CMV is a common virus that can cause complications in pregnant people and people with a repressed immune system. Several CMV vaccines are in development.

Cytomegalovirus (CMV) is one of the most common viruses that causes infections in humans, but most people have never heard of it.

In the United States, it’s estimated that nearly 1 in 3 children have contracted CMV by the time they turn 5 years old.

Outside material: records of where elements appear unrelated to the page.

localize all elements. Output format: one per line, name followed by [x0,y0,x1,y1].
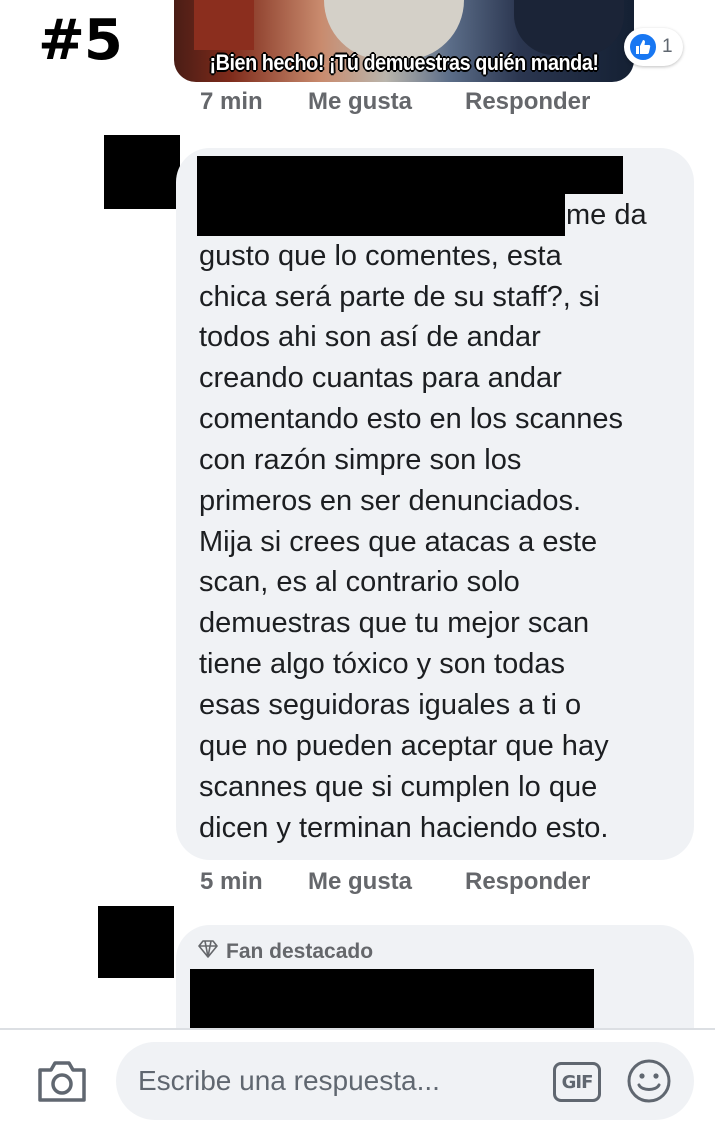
reply-button[interactable]: Responder [465,88,590,116]
redacted-text [197,194,565,236]
smiley-icon[interactable] [626,1058,672,1104]
fan-badge: Fan destacado [198,940,373,964]
comment-line: dicen y terminan haciendo esto. [199,812,609,844]
like-button[interactable]: Me gusta [308,868,465,896]
like-button[interactable]: Me gusta [308,88,465,116]
gif-image[interactable]: ¡Bien hecho! ¡Tú demuestras quién manda! [174,0,634,82]
comment-line: tiene algo tóxico y son todas [199,648,565,680]
reaction-count: 1 [662,36,673,57]
avatar[interactable] [104,135,180,209]
gif-figure-left [194,0,254,50]
comment-line: gusto que lo comentes, esta [199,240,562,272]
fan-badge-label: Fan destacado [226,940,374,963]
avatar[interactable] [98,906,174,978]
comment-line: scan, es al contrario solo [199,566,520,598]
number-tag: #5 [38,8,123,73]
gif-button[interactable]: GIF [553,1062,601,1102]
comment-line: primeros en ser denunciados. [199,485,582,517]
diamond-icon [198,940,218,964]
camera-icon[interactable] [36,1058,88,1104]
like-icon [628,32,658,62]
comment-time: 7 min [200,88,263,115]
comment-actions-1: 7 min Me gusta Responder [200,88,590,116]
reply-button[interactable]: Responder [465,868,590,896]
comment-line: comentando esto en los scannes [199,403,623,435]
comment-line: chica será parte de su staff?, si [199,281,600,313]
comment-line: Mija si crees que atacas a este [199,526,598,558]
comment-line: todos ahi son así de andar [199,321,541,353]
comment-line: scannes que si cumplen lo que [199,771,598,803]
comment-actions-2: 5 min Me gusta Responder [200,868,590,896]
comment-line: demuestras que tu mejor scan [199,607,590,639]
comment-line: me da [566,199,647,231]
comment-time: 5 min [200,868,263,895]
comment-line: creando cuantas para andar [199,362,562,394]
comment-line: esas seguidoras iguales a ti o [199,689,582,721]
reply-input[interactable] [138,1042,538,1120]
reply-field: GIF [116,1042,694,1120]
gif-figure-right [514,0,624,55]
reaction-summary[interactable]: 1 [624,28,683,66]
gif-caption: ¡Bien hecho! ¡Tú demuestras quién manda! [209,50,599,75]
comment-line: con razón simpre son los [199,444,522,476]
redacted-name [190,969,594,1029]
redacted-name [197,156,623,194]
comment-line: que no pueden aceptar que hay [199,730,609,762]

By the time adults reach 40, over half have contracted the virus.

Despite how common CMV is, survey results from the National CMV Foundation found that less than 10% of people have heard of this virus, including people who are at risk for developing serious complications from CMV infection.

In this article, we take a closer look at what happens during a CMV infection, who is affected, and the progress that’s being made in the development of vaccines to prevent complications linked to CMV infection.

CMV is a common virus that many people are exposed to throughout their life. Most infections happen in early childhood, but adults and adolescents can be infected, too, especially if they have frequent, close contact with young children. The virus is typically spread through contact with infected body fluids, such as saliva, urine, or blood.

Once someone has developed a CMV infection, the virus stays in their body for life. Typically, the virus remains inactive but can still be found in long-lived blood cells and can reactivate in some circumstances.

In most people, CMV infection is asymptomatic, meaning they don’t show symptoms.

“Whether it’s a toddler in group day care, or a school-aged child, or a sexually active young adult, a primary CMV infection usually produces no illness,” explained Mark Schleiss, professor of pediatrics at the University of Minnesota. “Thus, there is little public knowledge or understanding of CMV. Indeed, why should anyone care about a virus that doesn’t even make you sick?”

The problem, Schleiss says, is that CMV can cause severe complications in some cases. For most people, their immune system keeps the virus under control so that it can’t replicate or cause illness. But for people whose immune system is repressed — either due to illness or certain medications — the virus can cause serious health problems.

In these cases, CMV infection can cause severe symptoms affecting these areas of the body:

  • eyes
  • lungs
  • liver
  • digestive tract

Infection with CMV can also have serious consequences if it happens during pregnancy. “Even if there are no symptoms, CMV infection acquired during pregnancy — especially if it’s the first lifetime CMV infection for that pregnant person — can, if passed to the developing fetus, cause a wide range of permanent disabilities.”

These include:

  • hearing or vision loss
  • developmental disabilities
  • growth problems
  • seizure disorders
  • lung, spleen, or liver problems

An estimated 1 in 200 infants in the United States are born with CMV, known as a congenital CMV infection. Of these infants, about 20% will develop serious, long-term health problems.

Because of the potential for severe complications in these groups, researchers are working to develop CMV vaccines that either prevent illness in immunocompromised people who’ve already contracted CMV or prevent CMV infection during pregnancy.

There’s currently no vaccine available for the prevention of CMV infection or illness. Several candidates have been studied over the years, but none have been able to provide meaningful benefits for at-risk groups.

As vaccine technologies have improved in recent years, though, many new vaccine candidates have emerged. Several new vaccines are currently being studied in clinical trials, including potential vaccines for both immunocompromised people and the prevention of congenital CMV.

Schleiss is currently involved in a clinical trial studying a CMV vaccine for use in people of child-bearing age. He explains that the goal of vaccination in this trial is to prevent CMV infection in people who may become pregnant. “If [they’ve] never been infected with the virus, [they] can’t transmit it to the baby,” he said.

Results from this trial — and others that are ongoing — are not available yet. But with advances in how vaccines are developed, Schleiss is optimistic about the possibility of a CMV vaccine in the future.

While a vaccine is not yet available, there are steps you can take to prevent CMV infection. “CMV is hard to ‘catch’ and easy to ‘kill,’” said Schleiss. “Good handwashing destroys the virus easily.”

Results from a 2009 study suggested that counseling on how to take basic preventive steps like handwashing can help prevent infection with CMV in pregnant people.

The problem is, as Schleiss explained, that many people don’t know about CMV and the potential risks.

“Virtually always, I see a baby with CMV at birth, and the baby’s [parent] tells me [they] never, ever heard of CMV — until the virus infected [them] and [their] baby,” he said.

“Until a vaccine is licensed, prevention is our best hope. A lot of congenital CMV infections could be prevented if moms only knew about it and how to prevent it.”

Most people who contract CMV won’t experience any kind of illness, but this isn’t the case for everyone. Certain groups, including immunocompromised or pregnant people, are at risk for serious complications from infection. However, despite these risks, many people aren’t aware of CMV or its possible effects.

CMV vaccine research has made progress in recent years, and several vaccine candidates are currently in clinical trials. Until a vaccine is available, many CMV infections can be prevented with regular handwashing and avoidance of potential exposures.

If you have concerns about serious complications for you or your child, a healthcare professional can help you better understand the risks of CMV and take steps to minimize the likelihood of infection or illness.